De no contar con la autorización de Banxico para operar con activos virtuales y seguir operando en México, sólo quienes estén registrados como Instituciones de Tecnología Financiera (ITF) y las instituciones de crédito podrían hacerse acreedores a multas que van de 2.5 a 12.7 millones de pesos, según el artículo 104 de la Ley para Regular a las Instituciones de Tecnología Financiera (Ley Fintech).

Carlos Valderrama, socio del despacho Legal Paradox y miembro de Hyperblock, dijo en entrevista que hay otros esquemas jurídicos mediante los cuales los exchanges pueden dar estos servicios de manera directa o indirecta al público, por lo que las instituciones tendrán que encontrar nuevas formas dentro del marco regulatorio aplicable para posibilitar la puesta en marcha de operaciones.      

De acuerdo con Valderrama, también es posible recurrir la circular, esto es presentar un recurso de nulidad, pero enfatizó que ni la Ley Fintech ni la Circular 4/2019 de Banxico que mete freno al uso de activos virtuales determinan en qué momento puede un particular o alguna institución no contemplada transaccionar un activo virtual.            

“Las entidades financieras solo tienen permitido hacer lo que contempla la ley, pero no es así para el particular. El particular funciona en principio jurídico al revés, tiene permitido lo que no tiene expresamente prohibido. Si no estás haciendo una actividad financiera regulada, la puedes hacer perfectamente como una persona física o moral”, dijo. Para esto, añadió, siempre hay estrategias legales en pleno cumplimiento regulatorio con el fin de ofrecer o brindar servicios con activos virtuales.

Esta semana, Bitso, el exchange de criptomonedas con mayor número de usuarios en América Latina, dijo que seguiría operando pese a la normativa puesta a consulta por el banco central.
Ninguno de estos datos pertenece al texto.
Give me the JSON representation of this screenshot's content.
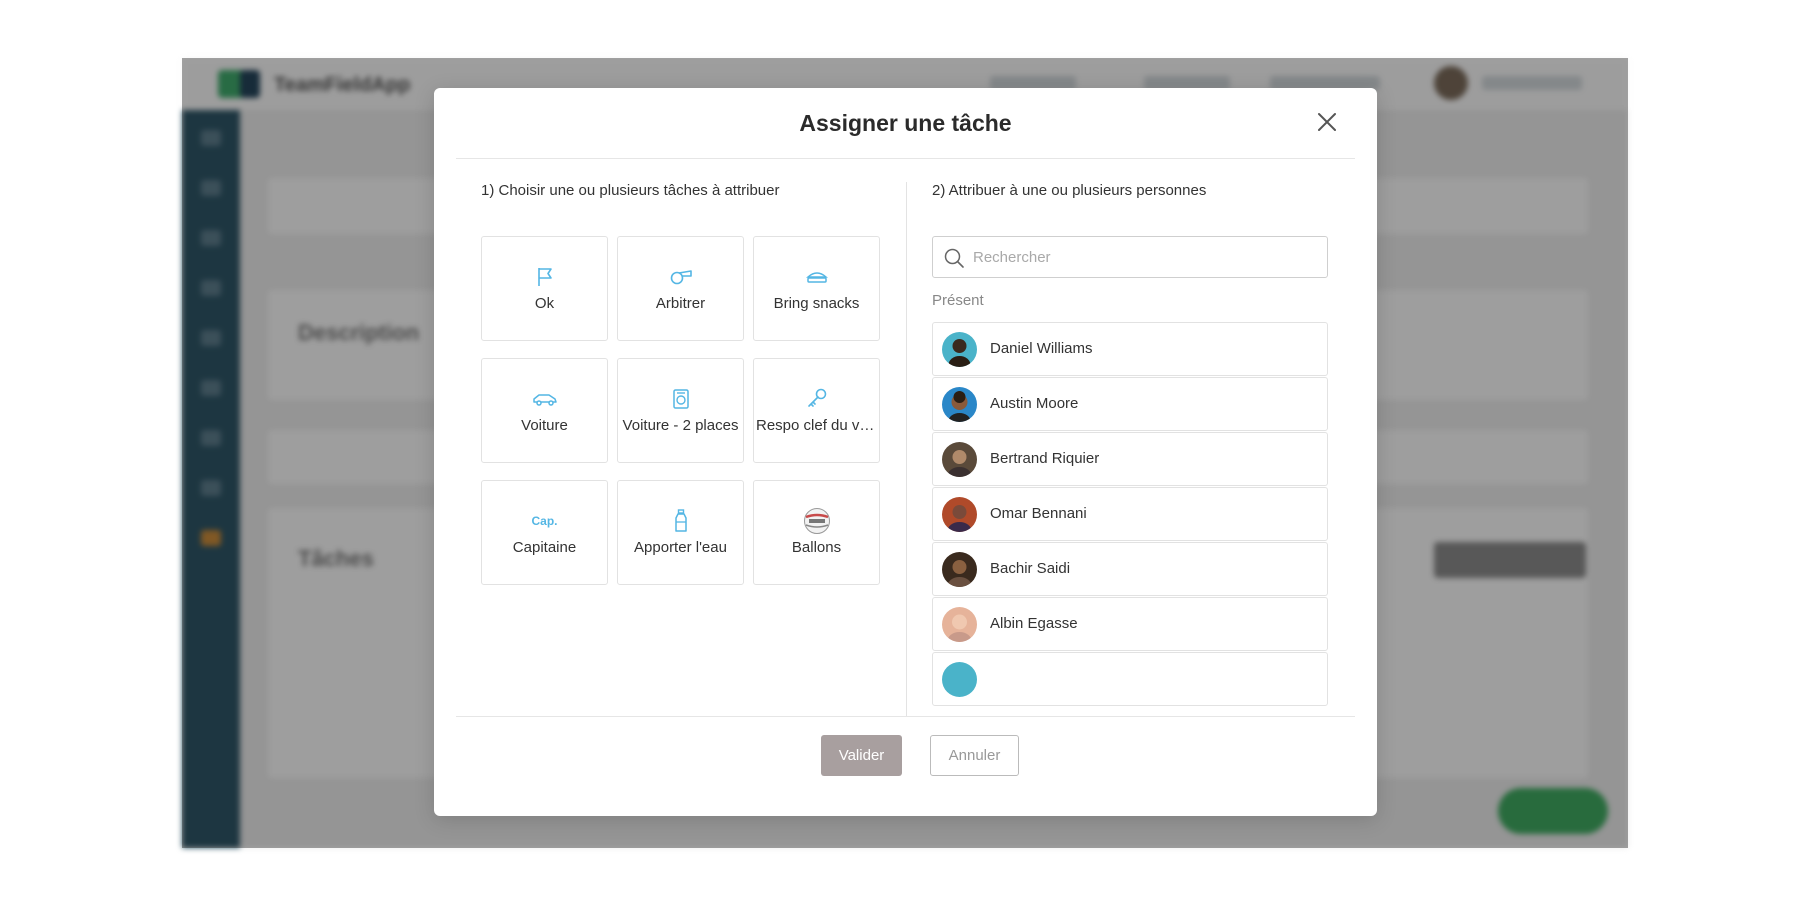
{
  "background": {
    "app_name": "TeamFieldApp",
    "section_description": "Description",
    "section_tasks": "Tâches"
  },
  "modal": {
    "title": "Assigner une tâche",
    "step1": "1) Choisir une ou plusieurs tâches à attribuer",
    "step2": "2) Attribuer à une ou plusieurs personnes",
    "tasks": [
      {
        "label": "Ok",
        "icon": "flag-icon"
      },
      {
        "label": "Arbitrer",
        "icon": "whistle-icon"
      },
      {
        "label": "Bring snacks",
        "icon": "snack-icon"
      },
      {
        "label": "Voiture",
        "icon": "car-icon"
      },
      {
        "label": "Voiture - 2 places",
        "icon": "car-seat-icon"
      },
      {
        "label": "Respo clef du vestiaire",
        "icon": "key-icon"
      },
      {
        "label": "Capitaine",
        "icon": "captain-icon",
        "icon_text": "Cap."
      },
      {
        "label": "Apporter l'eau",
        "icon": "water-bottle-icon"
      },
      {
        "label": "Ballons",
        "icon": "ball-icon"
      }
    ],
    "search": {
      "placeholder": "Rechercher"
    },
    "present_label": "Présent",
    "people": [
      {
        "name": "Daniel Williams",
        "avatar_color": "#4ab3c9"
      },
      {
        "name": "Austin Moore",
        "avatar_color": "#2a87c8"
      },
      {
        "name": "Bertrand Riquier",
        "avatar_color": "#5a4a3a"
      },
      {
        "name": "Omar Bennani",
        "avatar_color": "#b04a2a"
      },
      {
        "name": "Bachir Saidi",
        "avatar_color": "#3a2a1e"
      },
      {
        "name": "Albin Egasse",
        "avatar_color": "#e6b39a"
      },
      {
        "name": "",
        "avatar_color": "#4ab3c9"
      }
    ],
    "buttons": {
      "validate": "Valider",
      "cancel": "Annuler"
    }
  },
  "colors": {
    "accent_icon": "#54b6e4",
    "primary_button": "#a89f9f"
  }
}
El argumento de la compañía mexicana se resume en que las reglas de Banxico no prohíben la operación con activos virtuales en México.

Para IsBit, otra de las empresas que operan transacciones con activos virtuales en México, la estrategia podría ser distinta. De acuerdo con su director ejecutivo Sebastián Acosta, dado que la mayoría de los ingresos de la compañía provienen de brindar transaccionalidad de activos virtuales de forma interna al sector financiero y a otras compañías, una de sus opciones es dejar de operar frente al público en general como un exchange.

Participar en la consulta, la alternativa

Esteban Martínez, director de Brobot, otro exchange de criptomonedas que opera desde Europa, es necesario que los participantes del sector levanten la voz ante la regulación publicada por Banxico y se involucren en la consulta pública.

En este sentido, Valderrama y Hyperblock ha organizado un foro en el que participarán miembros de la Suprema Corte de Justicia de la Nación, de la Comisión Nacional Bancaria y de Valores, de la Secretaría de Hacienda, de Condusef y de bancos, exchanges e instituciones de crédito para que discutan alrededor de esta regulación emitida por el Banco de México y así poder generar un documento a presentar en la consulta pública.

La esencia de la regla de Banxico

  • Las operaciones con activos virtuales que autorizará el Banxico serán sólo para uso interno tanto de las instituciones de tecnología financiera (ITF) o de crédito que reciban el aval del organismo para hacerlo.
  • El Banxico no autorizará operaciones de activos virtuales que se pretendan prestar de manera directa a los clientes de las entidades.
  • Una ITF o institución de crédito que busque operar con activos virtuales deberá, en la solicitud de autorización, describir el modelo que pretenda utilizar, los beneficios que le representa operarlos y las características del mercado del activo virtual a operar, entre otros requisitos.
  • El Banxico evaluará si la solicitud presentada por la entidad reúne los requisitos previstos en la disposición y, en caso de ser necesario, pedirá información adicional para analizar dicha solicitud.
  • La circular también regula la contratación de terceros para la operación de activos virtuales al interior de las instituciones.
  • El organismo también estableció las condiciones para la contratación de auditores externos para evaluar el nivel de cumplimiento de las disposiciones referentes a la operación de activos virtuales.
  • Se abrió un periodo de consulta de 60 días hábiles, a partir de la publicación de la regla, para recibir comentarios de la circular, los cuales se podrían incluir en dicha normativa en caso de que el Banxico los considere adecuados.